On Forest Herbs and their Pollinators

The stars declare his glory;
the vault of heaven springs,
mute witness of the Master's hand
in all created things,
and through the silences of space
their soundless music sings.

 - Timothy Dudley-Smith (1)

I am Coffee Bytes just now, a few minutes away from my inaugural trip to Birge Hall, a block and half down University Drive from this coffee shop. Every week I try to sit in on an open lecture on campus. More than a few times, I have found myself in over my head. This one, at Birge Hall, is especially intimidating:
The influence of climate and land-use history on native forest herbs 
and their pollinators in the Southern Appalachians.

Yep. That's the real title. Admittedly, not my first choice, but schedules and availability play a part. I am finding that the commitment to be interested is itself a discipline - a discipline I am finding to be especially worthwhile.

Indeed, part of my intention in these visits is to witness the interest of the People of God in things that it might be easy not to notice, much less show an active interest in. Of course, for this witness to be sincere, the interest must be sincere. But this is actually the best thing about interest, I have found, because the interested one gets to decide what interests her/him. And there is a wonderful freedom in this.(2) One need not apologize for one's interests. So I come to these gatherings ready to say why the work interests me, and I come ready to listen to the interest of others because I am genuinely interested in that, too. 
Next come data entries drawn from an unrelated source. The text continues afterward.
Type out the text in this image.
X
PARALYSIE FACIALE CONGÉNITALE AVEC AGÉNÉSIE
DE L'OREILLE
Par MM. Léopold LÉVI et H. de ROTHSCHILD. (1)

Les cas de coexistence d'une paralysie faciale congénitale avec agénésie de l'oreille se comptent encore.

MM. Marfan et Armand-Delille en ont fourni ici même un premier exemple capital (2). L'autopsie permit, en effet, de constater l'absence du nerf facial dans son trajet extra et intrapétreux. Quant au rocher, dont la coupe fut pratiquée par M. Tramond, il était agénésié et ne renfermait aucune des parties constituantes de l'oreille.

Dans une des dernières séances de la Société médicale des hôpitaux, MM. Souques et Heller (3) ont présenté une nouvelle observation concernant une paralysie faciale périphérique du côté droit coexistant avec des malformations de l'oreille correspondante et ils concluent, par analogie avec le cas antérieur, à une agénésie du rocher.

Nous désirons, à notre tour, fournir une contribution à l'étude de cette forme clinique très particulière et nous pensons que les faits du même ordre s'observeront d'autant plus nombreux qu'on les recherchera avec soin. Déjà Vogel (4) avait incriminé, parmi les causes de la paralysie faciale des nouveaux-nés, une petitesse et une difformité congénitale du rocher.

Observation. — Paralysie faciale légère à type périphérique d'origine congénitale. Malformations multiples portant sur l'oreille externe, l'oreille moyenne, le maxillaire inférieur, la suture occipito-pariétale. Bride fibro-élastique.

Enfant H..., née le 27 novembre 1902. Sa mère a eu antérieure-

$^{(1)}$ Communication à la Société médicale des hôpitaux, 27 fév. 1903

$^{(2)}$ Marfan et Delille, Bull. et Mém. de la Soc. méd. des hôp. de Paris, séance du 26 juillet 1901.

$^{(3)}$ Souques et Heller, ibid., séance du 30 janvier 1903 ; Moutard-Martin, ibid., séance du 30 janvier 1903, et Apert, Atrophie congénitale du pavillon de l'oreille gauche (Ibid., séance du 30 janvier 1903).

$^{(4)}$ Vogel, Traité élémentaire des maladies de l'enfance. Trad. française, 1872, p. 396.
My particular interest in the influence of climate and land-use history on native forest herbs and their pollinators in the Southern Appalachians is 3-fold:

Having lived in NC for three years, and honeymooned on Lookout Mountain, near Chattanooga, TN, I have a personal/geographical interest. I love the region.

Some years ago, Ellen Davis, Wendell Berry, and others, reawakened my imagination to the importance of land and place, and how we care for land and place, as Christians. This imagination has everything to do with daily life and how Christians read Scripture.

When I first read the lecture title, the words to the hymn at the top of this post surfaced from some far-off recesses of my soul. Hymn 431 was my "first favorite" hymn as a child. I found it difficult to sing and impossible not to love. I come to this lecture to learn more about the "soundless music" whereby creation livings its/our constant praise of God.


(1) Hymn 431 in the Hymnal 1982
(2) I have sometimes found that, for fear of not knowing enough - or some similar insecurity - we in the Church don't indicate our interest in the interests of others nearly enough, to our mutual poverty. The Kingdom comes to those like children. Be not afraid.